A valuation history records the prices of shares sold to investors by the startup. Unless there is a good explanation, most lessors look for significant share price appreciation in successive offering rounds. The assumption is that the startup is making steady and significant progress in its development, which will be reflected in rising stock values.

Balance Sheet Strength

Venture lessors typically assess a new business’s working capital to ensure that the new business can make payments when due. Along with a start-up consumption rate analysis, lessors use traditional working capital measures such as current and quick ratios. Lessors also look for other signs of balance sheet strength, such as: low to moderate leverage; positive tangible net worth (including subordinated debt); and minimum paid-in capital of $7 – $10 million.

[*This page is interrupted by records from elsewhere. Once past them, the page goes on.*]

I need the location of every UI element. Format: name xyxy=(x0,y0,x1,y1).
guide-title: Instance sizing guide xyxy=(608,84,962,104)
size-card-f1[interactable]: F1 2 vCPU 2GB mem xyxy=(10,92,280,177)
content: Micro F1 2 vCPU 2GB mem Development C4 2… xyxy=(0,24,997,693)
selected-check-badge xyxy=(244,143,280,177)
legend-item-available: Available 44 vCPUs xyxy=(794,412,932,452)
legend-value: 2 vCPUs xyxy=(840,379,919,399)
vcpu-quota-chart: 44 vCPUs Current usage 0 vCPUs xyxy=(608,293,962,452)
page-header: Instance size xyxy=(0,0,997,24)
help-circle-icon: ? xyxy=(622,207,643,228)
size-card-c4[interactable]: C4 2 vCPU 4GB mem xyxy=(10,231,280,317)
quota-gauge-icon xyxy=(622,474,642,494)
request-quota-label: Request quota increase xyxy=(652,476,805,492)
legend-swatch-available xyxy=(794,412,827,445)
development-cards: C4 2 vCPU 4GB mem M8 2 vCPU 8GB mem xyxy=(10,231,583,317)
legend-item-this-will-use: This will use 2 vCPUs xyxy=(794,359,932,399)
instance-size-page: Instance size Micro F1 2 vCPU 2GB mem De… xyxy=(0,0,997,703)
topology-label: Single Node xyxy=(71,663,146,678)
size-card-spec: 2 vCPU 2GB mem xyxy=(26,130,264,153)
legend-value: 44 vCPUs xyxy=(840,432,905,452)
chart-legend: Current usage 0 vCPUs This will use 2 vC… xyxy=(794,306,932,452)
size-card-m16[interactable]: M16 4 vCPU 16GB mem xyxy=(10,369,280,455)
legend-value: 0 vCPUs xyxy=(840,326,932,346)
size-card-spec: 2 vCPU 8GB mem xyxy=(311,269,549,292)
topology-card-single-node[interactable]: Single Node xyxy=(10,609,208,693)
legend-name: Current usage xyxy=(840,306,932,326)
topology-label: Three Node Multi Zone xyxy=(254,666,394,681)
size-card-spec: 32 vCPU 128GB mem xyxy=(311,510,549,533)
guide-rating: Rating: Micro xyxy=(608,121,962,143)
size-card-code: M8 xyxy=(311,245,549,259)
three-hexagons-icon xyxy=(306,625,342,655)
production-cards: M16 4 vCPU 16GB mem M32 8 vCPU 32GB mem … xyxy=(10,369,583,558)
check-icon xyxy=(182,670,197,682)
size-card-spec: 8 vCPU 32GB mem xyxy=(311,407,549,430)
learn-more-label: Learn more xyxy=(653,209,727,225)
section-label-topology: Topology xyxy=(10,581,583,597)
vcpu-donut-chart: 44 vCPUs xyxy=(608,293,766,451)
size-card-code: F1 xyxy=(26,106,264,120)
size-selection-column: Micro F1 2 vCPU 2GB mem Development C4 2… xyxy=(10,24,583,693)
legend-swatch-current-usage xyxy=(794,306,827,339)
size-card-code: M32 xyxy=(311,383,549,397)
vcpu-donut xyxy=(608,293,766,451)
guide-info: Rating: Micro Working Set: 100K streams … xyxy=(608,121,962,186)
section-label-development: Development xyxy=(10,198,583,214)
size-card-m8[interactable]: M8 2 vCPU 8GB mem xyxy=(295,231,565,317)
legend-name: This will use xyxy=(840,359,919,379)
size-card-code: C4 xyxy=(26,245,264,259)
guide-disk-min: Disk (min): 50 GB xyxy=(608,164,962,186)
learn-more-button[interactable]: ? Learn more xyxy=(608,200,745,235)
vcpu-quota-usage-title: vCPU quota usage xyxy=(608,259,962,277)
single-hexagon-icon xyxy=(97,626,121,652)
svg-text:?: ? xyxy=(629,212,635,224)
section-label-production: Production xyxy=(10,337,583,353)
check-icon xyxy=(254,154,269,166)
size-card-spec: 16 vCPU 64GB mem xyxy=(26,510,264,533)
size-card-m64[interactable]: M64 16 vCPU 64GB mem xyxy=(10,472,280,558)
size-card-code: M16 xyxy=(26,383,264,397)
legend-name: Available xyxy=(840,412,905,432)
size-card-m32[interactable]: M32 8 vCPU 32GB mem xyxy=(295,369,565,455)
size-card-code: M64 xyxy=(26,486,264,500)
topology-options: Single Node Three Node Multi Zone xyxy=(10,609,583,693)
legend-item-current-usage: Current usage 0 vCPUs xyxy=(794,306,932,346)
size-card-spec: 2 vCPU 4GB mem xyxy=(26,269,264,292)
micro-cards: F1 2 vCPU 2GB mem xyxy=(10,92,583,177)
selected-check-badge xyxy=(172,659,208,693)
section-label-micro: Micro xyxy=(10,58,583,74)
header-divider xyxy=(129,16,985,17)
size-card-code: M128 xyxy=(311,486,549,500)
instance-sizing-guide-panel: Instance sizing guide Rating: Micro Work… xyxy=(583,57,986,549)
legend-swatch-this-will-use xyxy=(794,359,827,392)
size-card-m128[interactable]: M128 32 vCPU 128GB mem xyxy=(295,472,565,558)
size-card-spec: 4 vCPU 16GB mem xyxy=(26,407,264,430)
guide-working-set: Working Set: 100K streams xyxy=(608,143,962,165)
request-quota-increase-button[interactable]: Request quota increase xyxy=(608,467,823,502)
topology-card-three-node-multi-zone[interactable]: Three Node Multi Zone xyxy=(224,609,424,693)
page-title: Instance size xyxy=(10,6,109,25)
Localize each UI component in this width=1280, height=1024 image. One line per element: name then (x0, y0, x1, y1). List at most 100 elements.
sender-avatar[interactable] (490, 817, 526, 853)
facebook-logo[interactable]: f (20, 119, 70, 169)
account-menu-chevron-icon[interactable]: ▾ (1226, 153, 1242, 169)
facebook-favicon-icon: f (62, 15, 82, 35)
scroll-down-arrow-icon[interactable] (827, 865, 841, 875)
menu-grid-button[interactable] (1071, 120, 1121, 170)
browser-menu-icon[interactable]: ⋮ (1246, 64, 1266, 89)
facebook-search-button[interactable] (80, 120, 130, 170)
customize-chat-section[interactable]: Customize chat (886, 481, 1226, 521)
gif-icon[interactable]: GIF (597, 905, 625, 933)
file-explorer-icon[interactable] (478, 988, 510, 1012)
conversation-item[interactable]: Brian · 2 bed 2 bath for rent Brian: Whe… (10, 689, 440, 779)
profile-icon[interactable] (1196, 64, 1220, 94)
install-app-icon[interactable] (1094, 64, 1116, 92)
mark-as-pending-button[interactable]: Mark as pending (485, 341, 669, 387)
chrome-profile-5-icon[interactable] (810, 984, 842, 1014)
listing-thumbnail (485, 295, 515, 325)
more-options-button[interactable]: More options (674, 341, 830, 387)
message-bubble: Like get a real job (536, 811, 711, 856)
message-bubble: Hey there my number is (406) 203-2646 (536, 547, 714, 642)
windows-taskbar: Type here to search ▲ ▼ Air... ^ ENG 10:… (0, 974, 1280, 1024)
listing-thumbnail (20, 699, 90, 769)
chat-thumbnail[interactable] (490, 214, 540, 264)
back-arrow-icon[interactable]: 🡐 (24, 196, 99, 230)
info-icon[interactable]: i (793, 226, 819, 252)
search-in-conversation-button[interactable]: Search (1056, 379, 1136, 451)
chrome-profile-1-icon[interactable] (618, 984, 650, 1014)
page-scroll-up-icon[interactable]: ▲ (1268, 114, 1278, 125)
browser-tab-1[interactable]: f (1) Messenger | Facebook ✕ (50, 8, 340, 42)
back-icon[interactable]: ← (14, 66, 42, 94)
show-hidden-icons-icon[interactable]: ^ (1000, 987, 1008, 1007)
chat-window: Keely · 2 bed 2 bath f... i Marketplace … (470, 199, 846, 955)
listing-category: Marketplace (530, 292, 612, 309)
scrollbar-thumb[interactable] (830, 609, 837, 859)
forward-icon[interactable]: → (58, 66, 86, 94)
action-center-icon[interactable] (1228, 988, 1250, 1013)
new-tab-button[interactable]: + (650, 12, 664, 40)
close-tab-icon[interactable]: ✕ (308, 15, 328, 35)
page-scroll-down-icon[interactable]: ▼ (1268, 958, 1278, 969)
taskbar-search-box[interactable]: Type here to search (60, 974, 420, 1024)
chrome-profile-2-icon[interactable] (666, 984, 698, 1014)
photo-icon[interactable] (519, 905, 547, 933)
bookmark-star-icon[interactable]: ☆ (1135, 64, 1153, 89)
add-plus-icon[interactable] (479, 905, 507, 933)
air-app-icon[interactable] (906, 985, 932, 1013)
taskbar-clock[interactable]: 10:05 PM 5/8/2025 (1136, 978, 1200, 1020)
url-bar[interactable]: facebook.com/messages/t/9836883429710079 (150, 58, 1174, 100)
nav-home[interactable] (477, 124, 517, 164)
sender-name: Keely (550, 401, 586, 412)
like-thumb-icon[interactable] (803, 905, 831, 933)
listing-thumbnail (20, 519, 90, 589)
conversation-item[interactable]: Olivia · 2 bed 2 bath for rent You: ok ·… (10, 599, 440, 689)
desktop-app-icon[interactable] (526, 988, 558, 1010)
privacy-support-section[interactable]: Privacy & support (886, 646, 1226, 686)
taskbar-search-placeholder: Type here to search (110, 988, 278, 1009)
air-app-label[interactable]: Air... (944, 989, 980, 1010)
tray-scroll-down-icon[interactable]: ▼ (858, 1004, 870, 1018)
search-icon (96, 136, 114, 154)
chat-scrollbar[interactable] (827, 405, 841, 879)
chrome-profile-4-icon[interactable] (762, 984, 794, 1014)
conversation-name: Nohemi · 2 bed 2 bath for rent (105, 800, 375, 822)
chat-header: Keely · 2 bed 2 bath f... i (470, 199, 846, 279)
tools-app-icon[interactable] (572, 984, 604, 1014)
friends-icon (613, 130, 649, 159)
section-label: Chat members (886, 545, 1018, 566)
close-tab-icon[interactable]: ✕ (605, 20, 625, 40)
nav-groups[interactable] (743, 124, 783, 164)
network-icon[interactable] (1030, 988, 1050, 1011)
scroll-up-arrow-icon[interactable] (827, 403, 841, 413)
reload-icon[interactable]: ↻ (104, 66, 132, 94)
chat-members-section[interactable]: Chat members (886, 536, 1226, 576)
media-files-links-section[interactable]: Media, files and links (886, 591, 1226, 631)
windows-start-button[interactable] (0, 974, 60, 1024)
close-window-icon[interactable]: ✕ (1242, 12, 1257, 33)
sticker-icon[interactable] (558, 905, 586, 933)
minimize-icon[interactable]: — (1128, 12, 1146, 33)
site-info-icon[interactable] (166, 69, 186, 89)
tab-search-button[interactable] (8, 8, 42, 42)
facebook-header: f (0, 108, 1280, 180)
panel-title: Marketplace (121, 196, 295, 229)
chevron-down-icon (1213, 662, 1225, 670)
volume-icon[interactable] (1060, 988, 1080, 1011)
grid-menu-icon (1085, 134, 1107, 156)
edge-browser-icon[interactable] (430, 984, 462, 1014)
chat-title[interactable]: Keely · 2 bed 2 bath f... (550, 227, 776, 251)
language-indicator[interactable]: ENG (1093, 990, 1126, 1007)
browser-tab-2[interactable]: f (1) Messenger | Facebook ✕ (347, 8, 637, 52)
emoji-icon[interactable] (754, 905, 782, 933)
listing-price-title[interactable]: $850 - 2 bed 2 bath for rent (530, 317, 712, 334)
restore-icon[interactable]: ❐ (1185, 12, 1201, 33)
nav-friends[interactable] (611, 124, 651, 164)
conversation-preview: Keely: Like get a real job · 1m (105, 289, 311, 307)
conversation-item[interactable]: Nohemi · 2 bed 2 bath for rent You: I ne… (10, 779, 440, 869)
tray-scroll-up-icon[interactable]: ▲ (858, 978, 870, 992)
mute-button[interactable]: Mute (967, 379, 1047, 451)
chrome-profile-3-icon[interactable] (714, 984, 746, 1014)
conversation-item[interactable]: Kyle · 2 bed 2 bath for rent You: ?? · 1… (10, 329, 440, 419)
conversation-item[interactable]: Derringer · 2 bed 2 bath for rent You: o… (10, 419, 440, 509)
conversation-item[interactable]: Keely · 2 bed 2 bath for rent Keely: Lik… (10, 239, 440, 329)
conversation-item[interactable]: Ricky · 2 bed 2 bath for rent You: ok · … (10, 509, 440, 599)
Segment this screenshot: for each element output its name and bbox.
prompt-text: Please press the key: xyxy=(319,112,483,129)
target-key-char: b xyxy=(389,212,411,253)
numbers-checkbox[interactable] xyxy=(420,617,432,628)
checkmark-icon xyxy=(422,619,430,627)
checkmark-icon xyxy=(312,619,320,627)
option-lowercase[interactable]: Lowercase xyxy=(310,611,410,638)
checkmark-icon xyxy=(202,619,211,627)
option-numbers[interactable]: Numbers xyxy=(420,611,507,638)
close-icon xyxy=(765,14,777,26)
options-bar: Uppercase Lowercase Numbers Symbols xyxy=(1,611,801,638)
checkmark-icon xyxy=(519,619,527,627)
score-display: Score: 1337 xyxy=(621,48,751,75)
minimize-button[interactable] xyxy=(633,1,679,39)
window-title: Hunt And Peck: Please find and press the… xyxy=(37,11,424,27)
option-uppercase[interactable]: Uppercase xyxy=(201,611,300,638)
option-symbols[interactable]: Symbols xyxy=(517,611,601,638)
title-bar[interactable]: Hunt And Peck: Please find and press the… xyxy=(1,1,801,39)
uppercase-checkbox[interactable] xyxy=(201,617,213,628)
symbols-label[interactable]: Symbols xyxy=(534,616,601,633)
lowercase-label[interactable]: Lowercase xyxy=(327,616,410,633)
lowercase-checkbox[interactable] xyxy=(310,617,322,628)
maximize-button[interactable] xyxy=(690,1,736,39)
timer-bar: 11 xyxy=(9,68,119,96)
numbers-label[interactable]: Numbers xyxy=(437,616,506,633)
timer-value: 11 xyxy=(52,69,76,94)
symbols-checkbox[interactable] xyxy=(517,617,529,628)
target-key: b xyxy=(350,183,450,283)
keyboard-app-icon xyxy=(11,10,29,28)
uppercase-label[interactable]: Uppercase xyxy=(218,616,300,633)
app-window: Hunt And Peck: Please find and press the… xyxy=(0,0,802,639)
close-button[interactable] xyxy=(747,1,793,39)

External professional participation

Most venture lessors see the involvement of reputable and successful outside board members as a positive factor for start-ups. Landlords also view reputable CPAs, law firms, institutional partners and/or service providers as positive. These professionals can bring valuable experience and contacts that can help the new business succeed.

payment performance

As with more traditional tenants, leasing companies frown on tenants’ poor payment histories. Most venture landlords expect tenants to have a satisfactory payment history unless good explanations can be offered. Like other providers, successful payment of invoices by customers is where the rubber meets the road. Whether the tenant is a start-up or a Fortune 500 company, most landlords view prompt payment as sacrosanct.

Although risk lessors use additional factors to make their credit decisions, these ten factors appear to be used universally. Although most of these factors are subjective, they have stood the test of time for risk lessors to make informed and reasonable credit decisions.